We could implement a Charme interpreter using Scheme or any other universal programming language, but implement it using the programming language Python. Python is a popular programming language initially designed by Guido van Rossum in 1991.1 Python is freely available from http://www.python.org.

We use Python instead of Scheme to implement our Charme interpreter for a few reasons. The first reason is pedagogical: it is instructive to learn new languages. As Dijkstra's quote at the beginning of this chapter observes, the languages we use have a profound effect on how we think. This is true for natural languages, but also true for programming languages. Different languages make different styles of programming more convenient, and it is important for every programmer to be familiar with several different styles of programming. All of the major concepts we have covered so far apply to Python nearly identically to how they apply to Scheme, but seeing them in the context of a different language should make it clearer what the fundamental concepts are and what are artifacts of a particular programming language.

Another reason for using Python is that it provides some features that enhance expressiveness that are not available in Scheme.
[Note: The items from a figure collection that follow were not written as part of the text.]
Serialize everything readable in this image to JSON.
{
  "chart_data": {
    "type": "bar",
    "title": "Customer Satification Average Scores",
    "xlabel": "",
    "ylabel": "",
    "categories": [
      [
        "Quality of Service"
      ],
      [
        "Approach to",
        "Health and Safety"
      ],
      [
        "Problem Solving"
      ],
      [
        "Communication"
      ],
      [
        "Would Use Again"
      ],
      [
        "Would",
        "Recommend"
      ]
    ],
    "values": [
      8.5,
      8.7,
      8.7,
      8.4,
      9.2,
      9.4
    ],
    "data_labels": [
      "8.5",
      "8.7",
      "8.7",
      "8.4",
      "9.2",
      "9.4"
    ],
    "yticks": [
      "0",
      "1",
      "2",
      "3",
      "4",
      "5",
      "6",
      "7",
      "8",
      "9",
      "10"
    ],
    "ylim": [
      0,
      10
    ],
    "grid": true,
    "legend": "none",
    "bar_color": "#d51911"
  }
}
These include built-in support for objects and imperative control structures. Python is also well-supported by most web servers (including Apache), and is widely used to develop dynamic web applications.
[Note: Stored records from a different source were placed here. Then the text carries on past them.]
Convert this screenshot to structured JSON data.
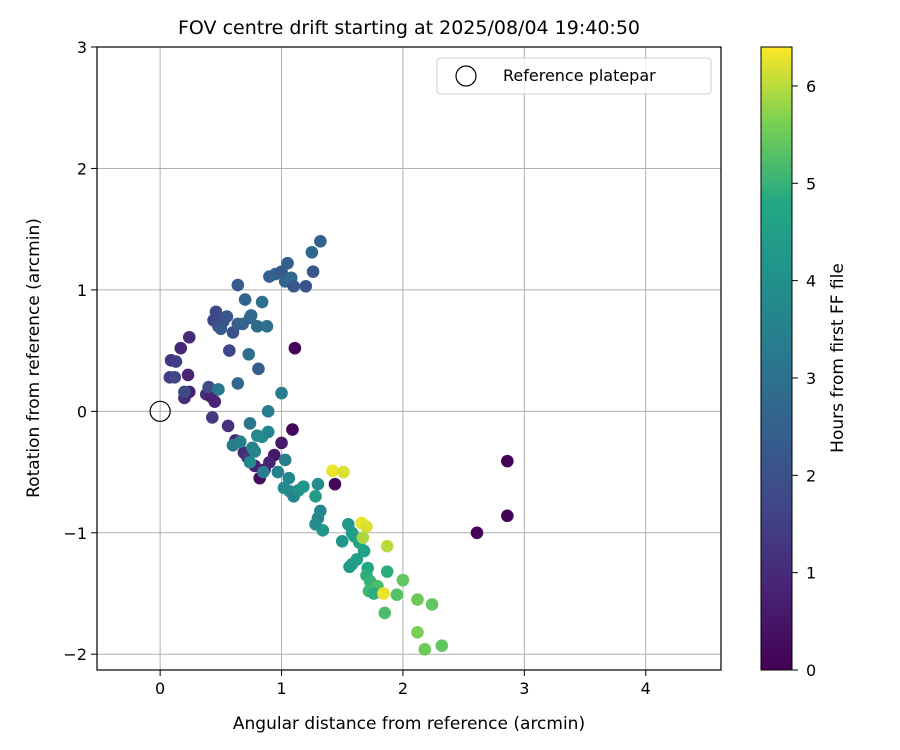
{
  "chart_data": {
    "type": "scatter",
    "title": "FOV centre drift starting at 2025/08/04 19:40:50",
    "xlabel": "Angular distance from reference (arcmin)",
    "ylabel": "Rotation from reference (arcmin)",
    "xlim": [
      -0.52,
      4.62
    ],
    "ylim": [
      -2.13,
      3.0
    ],
    "x_ticks": [
      0,
      1,
      2,
      3,
      4
    ],
    "y_ticks": [
      -2,
      -1,
      0,
      1,
      2,
      3
    ],
    "grid": true,
    "legend": {
      "position": "top-right",
      "entries": [
        "Reference platepar"
      ]
    },
    "reference_point": {
      "x": 0,
      "y": 0,
      "label": "Reference platepar"
    },
    "colorbar": {
      "label": "Hours from first FF file",
      "range": [
        0,
        6.4
      ],
      "ticks": [
        0,
        1,
        2,
        3,
        4,
        5,
        6
      ],
      "colormap": "viridis"
    },
    "points": [
      {
        "x": 1.11,
        "y": 0.52,
        "c": 0.05
      },
      {
        "x": 2.86,
        "y": -0.41,
        "c": 0.05
      },
      {
        "x": 2.86,
        "y": -0.86,
        "c": 0.05
      },
      {
        "x": 2.61,
        "y": -1.0,
        "c": 0.05
      },
      {
        "x": 1.09,
        "y": -0.15,
        "c": 0.15
      },
      {
        "x": 1.44,
        "y": -0.6,
        "c": 0.2
      },
      {
        "x": 0.82,
        "y": -0.55,
        "c": 0.3
      },
      {
        "x": 0.86,
        "y": -0.48,
        "c": 0.4
      },
      {
        "x": 0.94,
        "y": -0.36,
        "c": 0.5
      },
      {
        "x": 1.0,
        "y": -0.26,
        "c": 0.6
      },
      {
        "x": 0.78,
        "y": -0.45,
        "c": 0.7
      },
      {
        "x": 0.9,
        "y": -0.42,
        "c": 0.8
      },
      {
        "x": 0.62,
        "y": -0.24,
        "c": 0.9
      },
      {
        "x": 0.69,
        "y": -0.34,
        "c": 1.0
      },
      {
        "x": 0.56,
        "y": -0.12,
        "c": 1.1
      },
      {
        "x": 0.72,
        "y": -0.38,
        "c": 1.2
      },
      {
        "x": 0.43,
        "y": -0.05,
        "c": 1.3
      },
      {
        "x": 0.45,
        "y": 0.08,
        "c": 0.9
      },
      {
        "x": 0.38,
        "y": 0.14,
        "c": 1.1
      },
      {
        "x": 0.42,
        "y": 0.12,
        "c": 0.8
      },
      {
        "x": 0.2,
        "y": 0.11,
        "c": 1.0
      },
      {
        "x": 0.24,
        "y": 0.16,
        "c": 0.7
      },
      {
        "x": 0.23,
        "y": 0.3,
        "c": 0.8
      },
      {
        "x": 0.17,
        "y": 0.52,
        "c": 0.9
      },
      {
        "x": 0.24,
        "y": 0.61,
        "c": 1.0
      },
      {
        "x": 0.09,
        "y": 0.42,
        "c": 1.2
      },
      {
        "x": 0.13,
        "y": 0.41,
        "c": 1.5
      },
      {
        "x": 0.08,
        "y": 0.28,
        "c": 1.4
      },
      {
        "x": 0.12,
        "y": 0.28,
        "c": 1.7
      },
      {
        "x": 0.2,
        "y": 0.16,
        "c": 1.8
      },
      {
        "x": 0.4,
        "y": 0.2,
        "c": 1.9
      },
      {
        "x": 0.57,
        "y": 0.5,
        "c": 1.7
      },
      {
        "x": 0.44,
        "y": 0.75,
        "c": 1.6
      },
      {
        "x": 0.48,
        "y": 0.7,
        "c": 1.9
      },
      {
        "x": 0.52,
        "y": 0.74,
        "c": 2.0
      },
      {
        "x": 0.46,
        "y": 0.82,
        "c": 1.8
      },
      {
        "x": 0.6,
        "y": 0.65,
        "c": 2.0
      },
      {
        "x": 0.55,
        "y": 0.78,
        "c": 2.2
      },
      {
        "x": 0.64,
        "y": 0.72,
        "c": 2.4
      },
      {
        "x": 0.68,
        "y": 0.72,
        "c": 2.5
      },
      {
        "x": 0.64,
        "y": 1.04,
        "c": 2.3
      },
      {
        "x": 0.7,
        "y": 0.92,
        "c": 2.6
      },
      {
        "x": 0.74,
        "y": 0.77,
        "c": 2.5
      },
      {
        "x": 0.75,
        "y": 0.79,
        "c": 2.7
      },
      {
        "x": 0.8,
        "y": 0.7,
        "c": 2.8
      },
      {
        "x": 0.84,
        "y": 0.9,
        "c": 2.9
      },
      {
        "x": 0.88,
        "y": 0.7,
        "c": 3.0
      },
      {
        "x": 0.73,
        "y": 0.47,
        "c": 2.9
      },
      {
        "x": 0.81,
        "y": 0.35,
        "c": 2.4
      },
      {
        "x": 0.64,
        "y": 0.23,
        "c": 2.7
      },
      {
        "x": 0.5,
        "y": 0.68,
        "c": 2.3
      },
      {
        "x": 0.9,
        "y": 1.11,
        "c": 2.5
      },
      {
        "x": 0.95,
        "y": 1.13,
        "c": 2.6
      },
      {
        "x": 1.0,
        "y": 1.15,
        "c": 2.3
      },
      {
        "x": 1.05,
        "y": 1.22,
        "c": 2.4
      },
      {
        "x": 1.03,
        "y": 1.07,
        "c": 2.6
      },
      {
        "x": 1.08,
        "y": 1.1,
        "c": 2.8
      },
      {
        "x": 1.1,
        "y": 1.03,
        "c": 2.2
      },
      {
        "x": 1.2,
        "y": 1.03,
        "c": 2.1
      },
      {
        "x": 1.26,
        "y": 1.15,
        "c": 2.2
      },
      {
        "x": 1.25,
        "y": 1.31,
        "c": 2.7
      },
      {
        "x": 1.32,
        "y": 1.4,
        "c": 2.5
      },
      {
        "x": 0.48,
        "y": 0.18,
        "c": 3.2
      },
      {
        "x": 0.6,
        "y": -0.28,
        "c": 3.3
      },
      {
        "x": 0.66,
        "y": -0.25,
        "c": 3.5
      },
      {
        "x": 0.74,
        "y": -0.1,
        "c": 3.1
      },
      {
        "x": 0.76,
        "y": -0.3,
        "c": 3.5
      },
      {
        "x": 0.8,
        "y": -0.2,
        "c": 3.7
      },
      {
        "x": 0.84,
        "y": -0.21,
        "c": 3.9
      },
      {
        "x": 0.89,
        "y": 0.0,
        "c": 3.3
      },
      {
        "x": 0.89,
        "y": -0.17,
        "c": 3.6
      },
      {
        "x": 0.74,
        "y": -0.42,
        "c": 3.8
      },
      {
        "x": 0.85,
        "y": -0.5,
        "c": 3.4
      },
      {
        "x": 0.78,
        "y": -0.33,
        "c": 3.6
      },
      {
        "x": 1.0,
        "y": 0.15,
        "c": 3.4
      },
      {
        "x": 1.03,
        "y": -0.4,
        "c": 3.3
      },
      {
        "x": 0.97,
        "y": -0.5,
        "c": 3.5
      },
      {
        "x": 1.06,
        "y": -0.55,
        "c": 3.7
      },
      {
        "x": 1.02,
        "y": -0.63,
        "c": 3.8
      },
      {
        "x": 1.07,
        "y": -0.66,
        "c": 3.9
      },
      {
        "x": 1.1,
        "y": -0.7,
        "c": 3.6
      },
      {
        "x": 1.14,
        "y": -0.65,
        "c": 4.1
      },
      {
        "x": 1.18,
        "y": -0.62,
        "c": 4.2
      },
      {
        "x": 1.3,
        "y": -0.6,
        "c": 3.9
      },
      {
        "x": 1.28,
        "y": -0.7,
        "c": 4.4
      },
      {
        "x": 1.3,
        "y": -0.88,
        "c": 3.6
      },
      {
        "x": 1.28,
        "y": -0.93,
        "c": 3.9
      },
      {
        "x": 1.32,
        "y": -0.82,
        "c": 3.7
      },
      {
        "x": 1.34,
        "y": -0.98,
        "c": 4.2
      },
      {
        "x": 1.5,
        "y": -1.07,
        "c": 4.2
      },
      {
        "x": 1.55,
        "y": -0.93,
        "c": 4.3
      },
      {
        "x": 1.58,
        "y": -1.0,
        "c": 4.4
      },
      {
        "x": 1.6,
        "y": -1.03,
        "c": 4.5
      },
      {
        "x": 1.64,
        "y": -1.08,
        "c": 4.6
      },
      {
        "x": 1.56,
        "y": -1.28,
        "c": 4.3
      },
      {
        "x": 1.58,
        "y": -1.26,
        "c": 4.4
      },
      {
        "x": 1.62,
        "y": -1.22,
        "c": 4.5
      },
      {
        "x": 1.68,
        "y": -1.15,
        "c": 4.6
      },
      {
        "x": 1.71,
        "y": -1.29,
        "c": 4.8
      },
      {
        "x": 1.7,
        "y": -1.35,
        "c": 4.9
      },
      {
        "x": 1.73,
        "y": -1.4,
        "c": 5.0
      },
      {
        "x": 1.72,
        "y": -1.48,
        "c": 5.1
      },
      {
        "x": 1.79,
        "y": -1.44,
        "c": 5.2
      },
      {
        "x": 1.76,
        "y": -1.5,
        "c": 4.9
      },
      {
        "x": 1.87,
        "y": -1.32,
        "c": 4.9
      },
      {
        "x": 1.85,
        "y": -1.66,
        "c": 5.2
      },
      {
        "x": 1.95,
        "y": -1.51,
        "c": 5.3
      },
      {
        "x": 2.0,
        "y": -1.39,
        "c": 5.4
      },
      {
        "x": 2.12,
        "y": -1.55,
        "c": 5.5
      },
      {
        "x": 2.24,
        "y": -1.59,
        "c": 5.4
      },
      {
        "x": 2.12,
        "y": -1.82,
        "c": 5.6
      },
      {
        "x": 2.18,
        "y": -1.96,
        "c": 5.5
      },
      {
        "x": 2.32,
        "y": -1.93,
        "c": 5.4
      },
      {
        "x": 1.42,
        "y": -0.49,
        "c": 6.3
      },
      {
        "x": 1.51,
        "y": -0.5,
        "c": 6.2
      },
      {
        "x": 1.66,
        "y": -0.92,
        "c": 6.3
      },
      {
        "x": 1.7,
        "y": -0.95,
        "c": 6.2
      },
      {
        "x": 1.87,
        "y": -1.11,
        "c": 6.0
      },
      {
        "x": 1.84,
        "y": -1.5,
        "c": 6.3
      },
      {
        "x": 1.67,
        "y": -1.04,
        "c": 5.9
      }
    ]
  }
}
The grammar for Python is quite different from the Scheme grammar, so Python programs look very different from Scheme programs. The evaluation rules, however, are quite similar to the evaluation rules for Scheme. This chapter does not describe the entire Python language, but introduces the grammar rules and evaluation rules for the most important Python constructs as we use them to implement the Charme interpreter.

Like Scheme, Python is a universal programming language. Both languages can express all mechanical computations. For any computation we can express in Scheme, there is a Python program that defines the same computation. Conversely, every Python program has an equivalent Scheme program.

One piece of evidence that every Scheme program has an equivalent Python program is the interpreter we develop in this chapter. Since we can implement an interpreter for a Scheme-like language in Python, we know we can express every computation that can be expressed by a program in that language with an equivalent Python program: the Charme interpreter with the Charme program as its input.

Tokenizing. We introduce Python using one of the procedures in our interpreter implementation. We divide the job of parsing into two procedures that are combined to solve the problem of transforming an input string into a list describing the input program's structure. The first part is the tokenizer. It takes as input a string representing a Charme program, and outputs a list of the tokens in that string.

A token is an indivisible syntactic unit. For example, the Charme expression, (define square (lambda (x) (* x x))), contains 15 tokens: (, define, square, (, lambda, (, x, ), (, *, x, x, ), ), and ). Tokens are separated by whitespace (spaces, tabs, and newlines). Punctuation marks such as the left and right parentheses are tokens by themselves.

The tokenize procedure below takes as input a string s in the Charme target language, and produces as output a list of the tokens in s. We describe the Python language constructs it uses next.

def tokenize(s):   # # starts a comment until the end of the line
    current = ' '  # initialize current to the empty string (two single quotes)
    tokens = []    # initialize tokens to the empty list
    for c in s:    # for each character, c, in the string s
        if c.isspace():   # if c is a whitespace
            if len(current) > 0:   # if the current token is non-empty
                tokens.append(current)   # add it to the list}
                current = ''   # reset current token to empty string
        elif c in '()':   # otherwise, if c is a parenthesis
            if len(current) > 0:   # end the current token
                tokens.append(current)   # add it to the tokens list
                current = ' '  # and reset current to the empty string
            tokens.append(c)   # add the parenthesis to the token list
        else:   # otherwise (it is an alphanumeric)
            current = current + c   # add the character to the current token
    # end of the for loop reached the end of s
    if len(current) > 0:   # if there is a current token
        tokens.append(current)   # add it to the token list
    return tokens   # the result is the list of tokens

  1. The name Python alludes to Monty Python's Flying Circus.